En ce qui concerne l'image de ce DVD, on signale d'abord que le format scope a été légèrement recadré. Il est bien plus proche du 2.0 que du 2.35. Cela entraîne des cadrages un peu trop serrés, ce qui est particulièrement évident lors du générique. Signalons au passage que ce générique est celui d'une copie française d'époque, agrémenté de dessins illustrant les exploits de Maciste au moyen d'un style naïf tout à fait charmant ! Il n'en reste pas moins que la copie semble à peu près complète et que la luminosité, les couleurs, la compression et les contrastes sont plutôt bien gérés. Toutefois le cadrage est légèrement instable, et on peut remarquer quelques saletés par moments. Mais dans l'ensemble la qualité de l'image est plutôt correcte si on veut bien prendre en compte qu'il s'agit d'un film assez ancien et rare.

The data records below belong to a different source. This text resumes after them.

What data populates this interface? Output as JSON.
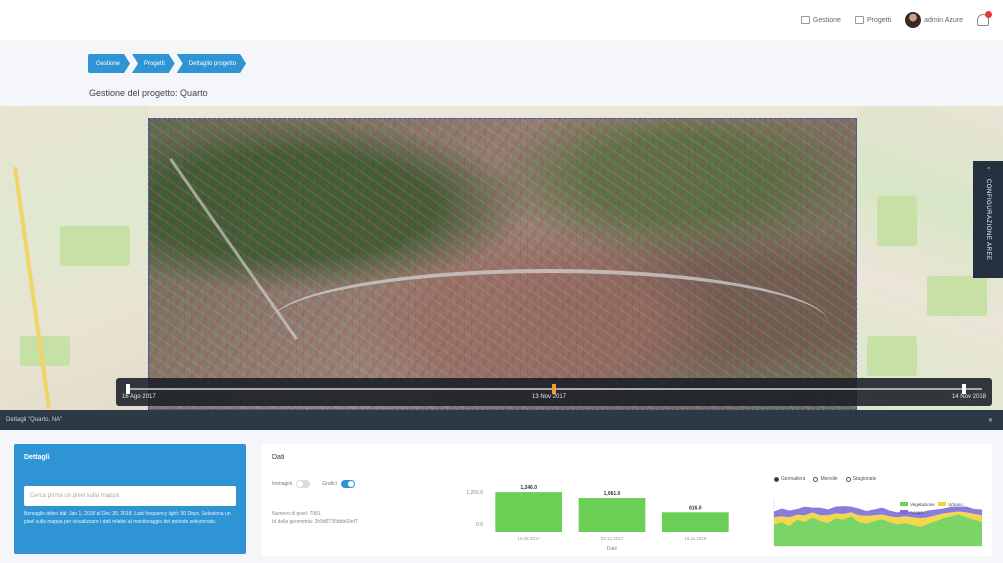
{
  "topbar": {
    "items": [
      {
        "label": "Gestione",
        "icon": "cart-icon"
      },
      {
        "label": "Progetti",
        "icon": "folder-icon"
      },
      {
        "label": "admin Azure"
      }
    ],
    "notification_count": ""
  },
  "breadcrumb": [
    "Gestione",
    "Progetti",
    "Dettaglio progetto"
  ],
  "page": {
    "title": "Gestione del progetto: Quarto"
  },
  "timeline": {
    "start": "16 Ago 2017",
    "mid": "13 Nov 2017",
    "end": "14 Nov 2018"
  },
  "config_tab": {
    "label": "CONFIGURAZIONE AREE"
  },
  "panel_bar": {
    "label": "Dettagli \"Quarto, NA\""
  },
  "details": {
    "title": "Dettagli",
    "input_placeholder": "Cerca prima un pixel sulla mappa",
    "description": "Bersaglio attivo dal: Jan 1, 2018 al Dec 30, 2018. Last frequency light: 30 Days. Seleziona un pixel sulla mappa per visualizzare i dati relativi al monitoraggio del periodo selezionato."
  },
  "data_panel": {
    "title": "Dati",
    "toggle_left": "Immagini",
    "toggle_right": "Grafici",
    "stat1": "Numero di pixel: 7981",
    "stat2": "Id della geometria: 2b9d6735bbb60ef7"
  },
  "chart_data": [
    {
      "type": "bar",
      "categories": [
        "10.08.2017",
        "03.12.2017",
        "19.11.2018"
      ],
      "values": [
        1246,
        1061,
        616
      ],
      "data_labels": [
        "1,246.0",
        "1,061.0",
        "616.0"
      ],
      "ylim": [
        0,
        1250
      ],
      "ytick_labels": [
        "1,250.0",
        "0.0"
      ],
      "xlabel": "Date",
      "colors": [
        "#6ccf55"
      ]
    },
    {
      "type": "area",
      "legend_top": [
        "Giornaliera",
        "Mensile",
        "Stagionale"
      ],
      "legend_selected": "Giornaliera",
      "series": [
        {
          "name": "Vegetazione",
          "color": "#6ccf55",
          "values": [
            0.45,
            0.5,
            0.42,
            0.55,
            0.5,
            0.6,
            0.52,
            0.48,
            0.58,
            0.55,
            0.62,
            0.5,
            0.47,
            0.52,
            0.56,
            0.5,
            0.45,
            0.48,
            0.44,
            0.4,
            0.46,
            0.52,
            0.58,
            0.62,
            0.66,
            0.6,
            0.55,
            0.5
          ]
        },
        {
          "name": "Urbano",
          "color": "#f5d03c",
          "values": [
            0.15,
            0.12,
            0.18,
            0.1,
            0.14,
            0.1,
            0.12,
            0.16,
            0.1,
            0.12,
            0.08,
            0.14,
            0.16,
            0.12,
            0.1,
            0.12,
            0.15,
            0.14,
            0.16,
            0.18,
            0.14,
            0.12,
            0.1,
            0.08,
            0.06,
            0.1,
            0.12,
            0.14
          ]
        },
        {
          "name": "Acqua",
          "color": "#7a6fd8",
          "values": [
            0.12,
            0.16,
            0.14,
            0.12,
            0.18,
            0.1,
            0.16,
            0.12,
            0.14,
            0.16,
            0.12,
            0.14,
            0.1,
            0.12,
            0.14,
            0.12,
            0.1,
            0.12,
            0.1,
            0.12,
            0.14,
            0.12,
            0.1,
            0.12,
            0.1,
            0.12,
            0.1,
            0.12
          ]
        }
      ]
    }
  ]
}
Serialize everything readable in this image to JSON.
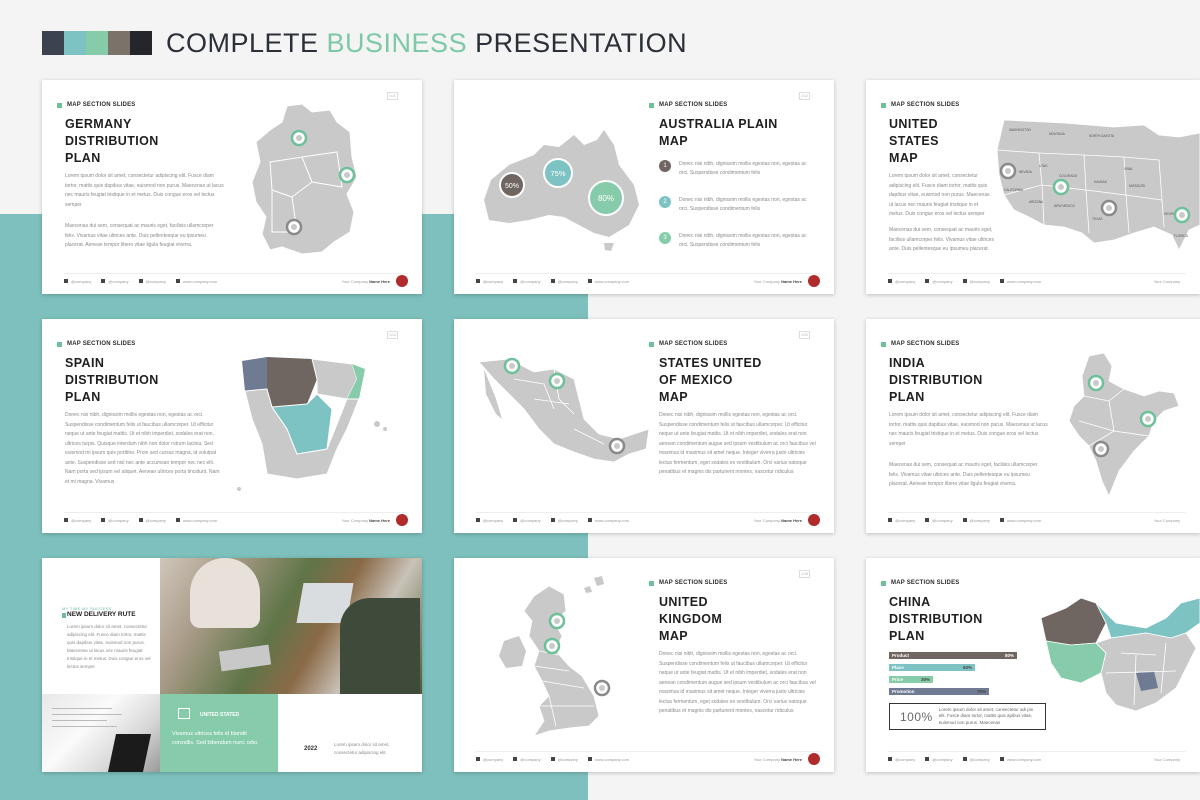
{
  "header": {
    "title_part1": "COMPLETE ",
    "title_accent": "BUSINESS",
    "title_part2": " PRESENTATION",
    "swatches": [
      "#3d4250",
      "#7ec3c4",
      "#86ccaa",
      "#7b7269",
      "#24262b"
    ]
  },
  "colors": {
    "teal_band": "#7dc0bd",
    "accent_green": "#7dc9a7",
    "map_gray": "#c9c9c9",
    "map_brown": "#6f6661",
    "map_slate": "#6f7a93",
    "pin_green": "#6cc09a",
    "pin_gray": "#8a8a8a"
  },
  "common": {
    "section_tag": "MAP SECTION SLIDES",
    "company": "Your Company",
    "company_name": "Name Here",
    "social": [
      "@company",
      "@company",
      "@company",
      "@company",
      "www.company.com"
    ],
    "social_icons": [
      "twitter-icon",
      "facebook-icon",
      "linkedin-icon",
      "instagram-icon",
      "web-icon"
    ]
  },
  "slides": {
    "germany": {
      "heading": "GERMANY\nDISTRIBUTION\nPLAN",
      "page": "101",
      "para1": "Lorem ipsum dolor sit amet, consectetur adipiscing elit. Fusce diam tortor, mattis quis dapibus vitae, euismod non purus. Maecenas ut lacus nec mauris feugiat tristique in et metus. Duis congue eros vel lectus semper",
      "para2": "Maecenas dui sem, consequat ac mauris eget, facilisis ullamcorper felis. Vivamus vitae ultrices ante. Duis pellentesque eu ipsumeu placerat. Aenean tempor libero vitae ligula feugiat viverra."
    },
    "australia": {
      "heading": "AUSTRALIA PLAIN\nMAP",
      "page": "102",
      "bubbles": [
        "50%",
        "75%",
        "80%"
      ],
      "items": [
        {
          "num": "1",
          "text": "Donec nisi nibh, dignissim mollis egestas non, egestas ac orci. Suspendisse condimentum felis",
          "color": "#6f6661"
        },
        {
          "num": "2",
          "text": "Donec nisi nibh, dignissim mollis egestas non, egestas ac orci. Suspendisse condimentum felis",
          "color": "#7ec3c4"
        },
        {
          "num": "3",
          "text": "Donec nisi nibh, dignissim mollis egestas non, egestas ac orci. Suspendisse condimentum felis",
          "color": "#86ccaa"
        }
      ]
    },
    "usa": {
      "heading": "UNITED\nSTATES\nMAP",
      "para1": "Lorem ipsum dolor sit amet, consectetur adipiscing elit. Fusce diam tortor, mattis quis dapibus vitae, euismod non purus. Maecenas ut lacus nec mauris feugiat tristique in et metus. Duis congue eros vel lectus semper",
      "para2": "Maecenas dui sem, consequat ac mauris eget, facilisis ullamcorper felis. Vivamus vitae ultrices ante. Duis pellentesque eu ipsumeu placerat.",
      "states": [
        "WASHINGTON",
        "MONTANA",
        "NORTH DAKOTA",
        "CALIFORNIA",
        "NEVADA",
        "UTAH",
        "COLORADO",
        "KANSAS",
        "TEXAS",
        "NEW MEXICO",
        "ARIZONA",
        "IOWA",
        "MISSOURI",
        "GEORGIA",
        "FLORIDA"
      ]
    },
    "spain": {
      "heading": "SPAIN\nDISTRIBUTION\nPLAN",
      "page": "104",
      "para": "Donec nisi nibh, dignissim mollis egestas non, egestas ac orci. Suspendisse condimentum felis ut faucibus ullamcorper. Ut efficitur neque ut ante feugiat mattis. Ut et nibh imperdiet, sodales erat non, ultrices turpis. Quisque interdum nibh non dolor rutrum lacinia. Sed euismod mi ipsum quis porttitor. Proin sed cursus magna, id volutpat ante. Suspendisse sed nisl nec ante accumsan tempor nec nec elit. Nam porta sed ipsum vel aliquet. Aenean ultrices porta tincidunt. Nam et mi magna. Vivamus"
    },
    "mexico": {
      "heading": "STATES UNITED\nOF MEXICO\nMAP",
      "page": "105",
      "para": "Donec nisi nibh, dignissim mollis egestas non, egestas ac orci. Suspendisse condimentum felis ut faucibus ullamcorper. Ut efficitur neque ut ante feugiat mattis. Ut et nibh imperdiet, sodales erat non aenean condimentum augue sed ipsum vestibulum ac orci faucibus vel maximus id maximus sit amet neque. Integer viverra justo ultricies lectus fermentum, eget sodales ex vestibulum. Orci varius natoque penatibus et magnis dis parturient montes, nascetur ridiculus"
    },
    "india": {
      "heading": "INDIA\nDISTRIBUTION\nPLAN",
      "para1": "Lorem ipsum dolor sit amet, consectetur adipiscing elit. Fusce diam tortor, mattis quis dapibus vitae, euismod non purus. Maecenas ut lacus nec mauris feugiat tristique in et metus. Duis congue eros vel lectus semper",
      "para2": "Maecenas dui sem, consequat ac mauris eget, facilisis ullamcorper felis. Vivamus vitae ultrices ante. Duis pellentesque eu ipsumeu placerat. Aenean tempor libero vitae ligula feugiat viverra."
    },
    "photo": {
      "small_tag": "MY TIME MY SUCCESS",
      "title": "NEW DELIVERY RUTE",
      "para": "Lorem ipsum dolor sit amet, consectetur adipiscing elit. Fusce diam tortor, mattis quis dapibus vitae, euismod non purus. Maecenas ut lacus nec mauris feugiat tristique in et metus. Duis congue eros vel lectus semper",
      "box_title": "UNITED STATED",
      "box_text": "Vivamus ultrices felis id blandit convallis. Sed bibendum nunc odio.",
      "year": "2022",
      "year_text": "Lorem ipsum dolor sit amet, consectetur adipiscing elit."
    },
    "uk": {
      "heading": "UNITED\nKINGDOM\nMAP",
      "page": "108",
      "para": "Donec nisi nibh, dignissim mollis egestas non, egestas ac orci. Suspendisse condimentum felis ut faucibus ullamcorper. Ut efficitur neque ut ante feugiat mattis. Ut et nibh imperdiet, sodales erat non aenean condimentum augue sed ipsum vestibulum ac orci faucibus vel maximus id maximus sit amet neque. Integer viverra justo ultricies lectus fermentum, eget sodales ex vestibulum. Orci varius natoque penatibus et magnis dis parturient montes, nascetur ridiculus"
    },
    "china": {
      "heading": "CHINA\nDISTRIBUTION\nPLAN",
      "bars": [
        {
          "label": "Product",
          "value": "80%",
          "pct": 80,
          "color": "#6f6661"
        },
        {
          "label": "Place",
          "value": "60%",
          "pct": 60,
          "color": "#7ec3c4"
        },
        {
          "label": "Price",
          "value": "30%",
          "pct": 30,
          "color": "#86ccaa"
        },
        {
          "label": "Promotion",
          "value": "70%",
          "pct": 70,
          "color": "#6f7a93"
        }
      ],
      "big": "100%",
      "box_text": "Lorem ipsum dolor sit amet, consectetur adi pis elit. Fusce diam tortor, mattis quis apibus vitae, euismod non purus. Maecenas"
    }
  }
}
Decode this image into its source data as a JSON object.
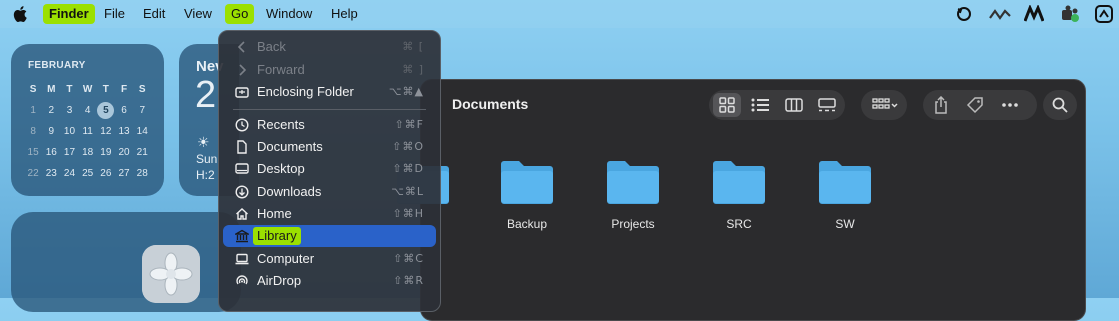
{
  "menubar": {
    "items": [
      {
        "label": "Finder"
      },
      {
        "label": "File"
      },
      {
        "label": "Edit"
      },
      {
        "label": "View"
      },
      {
        "label": "Go"
      },
      {
        "label": "Window"
      },
      {
        "label": "Help"
      }
    ],
    "highlight_color": "#9be000",
    "status_icons": [
      "sync-icon",
      "activity-icon",
      "m-logo-icon",
      "teams-icon",
      "control-center-icon"
    ]
  },
  "calendar_widget": {
    "month": "FEBRUARY",
    "weekdays": [
      "S",
      "M",
      "T",
      "W",
      "T",
      "F",
      "S"
    ],
    "weeks": [
      [
        "1",
        "2",
        "3",
        "4",
        "5",
        "6",
        "7"
      ],
      [
        "8",
        "9",
        "10",
        "11",
        "12",
        "13",
        "14"
      ],
      [
        "15",
        "16",
        "17",
        "18",
        "19",
        "20",
        "21"
      ],
      [
        "22",
        "23",
        "24",
        "25",
        "26",
        "27",
        "28"
      ]
    ],
    "today": "5"
  },
  "news_widget": {
    "title": "Nev",
    "big": "2",
    "line1": "Sun",
    "line2": "H:2"
  },
  "finder": {
    "title": "Documents",
    "folders": [
      {
        "label": ""
      },
      {
        "label": "Backup"
      },
      {
        "label": "Projects"
      },
      {
        "label": "SRC"
      },
      {
        "label": "SW"
      }
    ],
    "folder_color": "#5ab6ef"
  },
  "go_menu": {
    "items": [
      {
        "label": "Back",
        "shortcut": "⌘ [",
        "disabled": true,
        "icon": "chevron-left-icon"
      },
      {
        "label": "Forward",
        "shortcut": "⌘ ]",
        "disabled": true,
        "icon": "chevron-right-icon"
      },
      {
        "label": "Enclosing Folder",
        "shortcut": "⌥⌘▲",
        "icon": "enclosing-folder-icon"
      },
      {
        "label": "Recents",
        "shortcut": "⇧⌘F",
        "icon": "clock-icon"
      },
      {
        "label": "Documents",
        "shortcut": "⇧⌘O",
        "icon": "document-icon"
      },
      {
        "label": "Desktop",
        "shortcut": "⇧⌘D",
        "icon": "desktop-icon"
      },
      {
        "label": "Downloads",
        "shortcut": "⌥⌘L",
        "icon": "download-icon"
      },
      {
        "label": "Home",
        "shortcut": "⇧⌘H",
        "icon": "home-icon"
      },
      {
        "label": "Library",
        "shortcut": "",
        "icon": "library-icon",
        "selected": true
      },
      {
        "label": "Computer",
        "shortcut": "⇧⌘C",
        "icon": "computer-icon"
      },
      {
        "label": "AirDrop",
        "shortcut": "⇧⌘R",
        "icon": "airdrop-icon"
      }
    ],
    "selected_color": "#2a62c9"
  }
}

En son, on ne trouve, comme toujours dans cette collection, qu'une VF d'époque en mono, relativement propre, même si elle est un peu criarde et si on entend parfois des craquements et du souffle. Cette bande-son souffre toutefois d'un défaut assez énervant : sur une paire d'enceintes, on constate que le son sort comme si les deux canaux n'étaient pas en phase. Cela provoque un équilibre sonore désagréable et une grande difficulté à localiser la source sonore dans l'espace. Bref, c'est très dérangeant. Une seule solution : il faut permuter les fils + et - aux bornes d'UNE SEULE des deux enceintes et tout rentre dans l'ordre pour la consultation de ce film. Après avoir regardé LE TRÉSOR DU TSAR, n'oubliez pas de rebrancher votre enceinte dans le bon sens ! On trouve aussi ce défaut sur le DVD MACISTE ET LES FILLES DE LA VALLÉE dans la même collection.
En ce qui concerne les bonus, on retrouve, comme sur les autres DVD de cette série, des filmographies sélectives ne présentant que les titres originaux des films (ici pour les acteurs Kirk Morris et Massimo Serato, ainsi que pour le réalisateur Tanio Boccia), un diaporama de onze captures vidéos du film, ainsi que des extraits des autres titres de cette collection dédiée aux péplums.
LE TRÉSOR DES TSARS est un film plutôt agréable et une honnête introduction à la série des Maciste. On peut donc se réjouir de sa sortie en DVD en France, d'autant plus que cette oeuvre est apparemment inédite en DVD dans le reste du monde. Regrettons tout de même que, techniquement, ce DVD soit un peu décevant.